Expedia is using the cloud's elasticity to support its 168 million loyalty customers, 3 million properties and 50,000 B2B partners.

"We have about 70 petabytes of data that we're crunching through for AI and ML and these kinds of combinations," says Rajesh.

"We are one of the strategic customers. We are in a strategic group with [AWS] and four of the largest customers. We get a chance to sit in the leadership forum with them, and we get to compare stories and we get to enhance the product and the roadmap...

"We are, in some cases, co-inventing with AWS on the on the upper limits of their infrastructure."

"We constantly need to evolve"

Expedia launched its mass modernisation programme in early 2020, and is now more than 70% of the way through.

But, despite the progress, Rajesh's team acknowledges that the process is ongoing.
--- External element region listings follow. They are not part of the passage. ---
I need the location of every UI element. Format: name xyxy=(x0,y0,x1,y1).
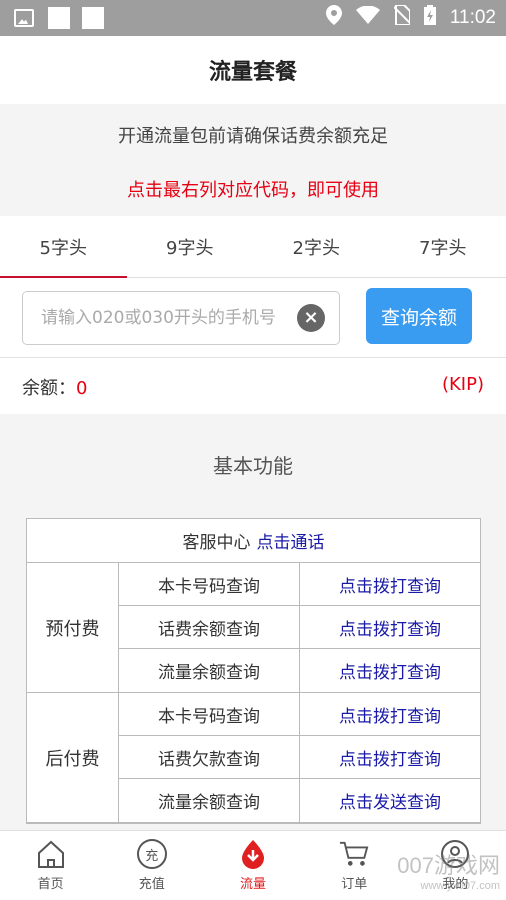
prepaid-group: 预付费 本卡号码查询 点击拨打查询 话费余额查询 点击拨打查询 流量余额查询 点… xyxy=(27,563,480,693)
no-sim-icon xyxy=(393,4,411,31)
tab-prefix-2[interactable]: 2字头 xyxy=(253,216,380,277)
function-name: 本卡号码查询 xyxy=(119,693,300,735)
table-row: 流量余额查询 点击发送查询 xyxy=(119,779,480,822)
phone-query-area: × 查询余额 xyxy=(0,278,506,358)
nav-traffic-label: 流量 xyxy=(240,877,267,892)
nav-orders[interactable]: 订单 xyxy=(304,831,405,900)
function-name: 本卡号码查询 xyxy=(119,563,300,605)
nav-traffic[interactable]: 流量 xyxy=(202,831,303,900)
balance-label-text: 余额： xyxy=(22,378,76,399)
recharge-icon: 充 xyxy=(136,839,167,869)
function-name: 流量余额查询 xyxy=(119,779,300,822)
image-notification-icon xyxy=(14,9,34,27)
watermark-text: 007游戏网 xyxy=(397,853,500,878)
location-icon xyxy=(325,5,342,31)
dial-query-link[interactable]: 点击拨打查询 xyxy=(300,736,480,778)
wifi-icon xyxy=(355,5,380,30)
cart-icon xyxy=(339,839,369,869)
nav-home[interactable]: 首页 xyxy=(0,831,101,900)
phone-input-wrapper: × xyxy=(22,291,340,345)
status-bar: 11:02 xyxy=(0,0,506,36)
site-watermark: 007游戏网 www.yx007.com xyxy=(397,848,500,892)
function-name: 话费欠款查询 xyxy=(119,736,300,778)
notice-panel: 开通流量包前请确保话费余额充足 点击最右列对应代码，即可使用 xyxy=(0,104,506,216)
balance-label: 余额：0 xyxy=(22,374,87,400)
group-name-postpaid: 后付费 xyxy=(27,693,119,822)
table-row: 话费欠款查询 点击拨打查询 xyxy=(119,736,480,779)
prefix-tabs: 5字头 9字头 2字头 7字头 xyxy=(0,216,506,278)
nav-home-label: 首页 xyxy=(37,877,64,892)
send-query-link[interactable]: 点击发送查询 xyxy=(300,779,480,822)
service-center-label: 客服中心 xyxy=(182,533,251,553)
dial-query-link[interactable]: 点击拨打查询 xyxy=(300,649,480,692)
tab-prefix-9[interactable]: 9字头 xyxy=(127,216,254,277)
status-time: 11:02 xyxy=(449,7,496,28)
section-title: 基本功能 xyxy=(213,454,293,478)
phone-number-input[interactable] xyxy=(23,292,293,344)
dial-query-link[interactable]: 点击拨打查询 xyxy=(300,563,480,605)
nav-recharge-label: 充值 xyxy=(138,877,165,892)
balance-value: 0 xyxy=(76,378,88,399)
postpaid-group: 后付费 本卡号码查询 点击拨打查询 话费欠款查询 点击拨打查询 流量余额查询 点… xyxy=(27,693,480,823)
home-icon xyxy=(36,839,66,869)
table-row: 本卡号码查询 点击拨打查询 xyxy=(119,563,480,606)
notification-square-icon xyxy=(48,7,70,29)
balance-row: 余额：0 (KIP) xyxy=(0,358,506,414)
watermark-url: www.yx007.com xyxy=(420,880,500,892)
balance-unit: (KIP) xyxy=(441,374,484,395)
notice-instruction: 点击最右列对应代码，即可使用 xyxy=(127,180,379,201)
functions-table: 客服中心 点击通话 预付费 本卡号码查询 点击拨打查询 话费余额查询 点击拨打查… xyxy=(26,518,481,824)
table-row: 流量余额查询 点击拨打查询 xyxy=(119,649,480,692)
recharge-icon-glyph: 充 xyxy=(136,839,167,869)
group-name-prepaid: 预付费 xyxy=(27,563,119,692)
nav-recharge[interactable]: 充 充值 xyxy=(101,831,202,900)
function-name: 流量余额查询 xyxy=(119,649,300,692)
function-name: 话费余额查询 xyxy=(119,606,300,648)
bottom-navigation: 首页 充 充值 流量 订单 我的 007游戏网 www.yx007.com xyxy=(0,830,506,900)
battery-charging-icon xyxy=(423,5,436,31)
table-row: 本卡号码查询 点击拨打查询 xyxy=(119,693,480,736)
table-row: 话费余额查询 点击拨打查询 xyxy=(119,606,480,649)
clear-input-icon[interactable]: × xyxy=(297,304,325,332)
notice-balance-warning: 开通流量包前请确保话费余额充足 xyxy=(118,126,388,147)
call-service-link[interactable]: 点击通话 xyxy=(257,528,325,553)
tab-prefix-5[interactable]: 5字头 xyxy=(0,216,127,278)
dial-query-link[interactable]: 点击拨打查询 xyxy=(300,693,480,735)
query-balance-button[interactable]: 查询余额 xyxy=(366,288,472,344)
traffic-icon xyxy=(238,839,268,869)
page-title: 流量套餐 xyxy=(0,36,506,104)
dial-query-link[interactable]: 点击拨打查询 xyxy=(300,606,480,648)
tab-prefix-7[interactable]: 7字头 xyxy=(380,216,506,277)
notification-square-icon xyxy=(82,7,104,29)
service-center-row: 客服中心 点击通话 xyxy=(27,519,480,563)
nav-orders-label: 订单 xyxy=(341,877,368,892)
"It's hard to pinpoint when it will be done, because what I'm trying to instil in our organisation is we constantly need to evolve.

"This architecture is not set, because the moment we are set, we have lost something, because we are not evolving with the market."

The mass impetus at first, in common with other companies, was to migrate the core, critical systems to the cloud. Now that's been done, the architecture team is looking to improvements like introducing new capabilities faster without breaking and evolving the architecture to take advantage of the latest features.

It is, Rajesh says, "a never-ending process." Some core back-end areas, like finance, will remain largely unchanged as stability is so important. They will be "locked down, and we'll probably look at them every few years."

However, he adds, "we constantly want to be iterating" on everything partner-related - that is, anything that touches a customer, supplier or traveller.

For a company where "tech powers the travel," that's both a sensible and bold approach. Expedia's architecture team will never be able to sit back and say, "Done" - and perhaps more IT teams should accept that as reality.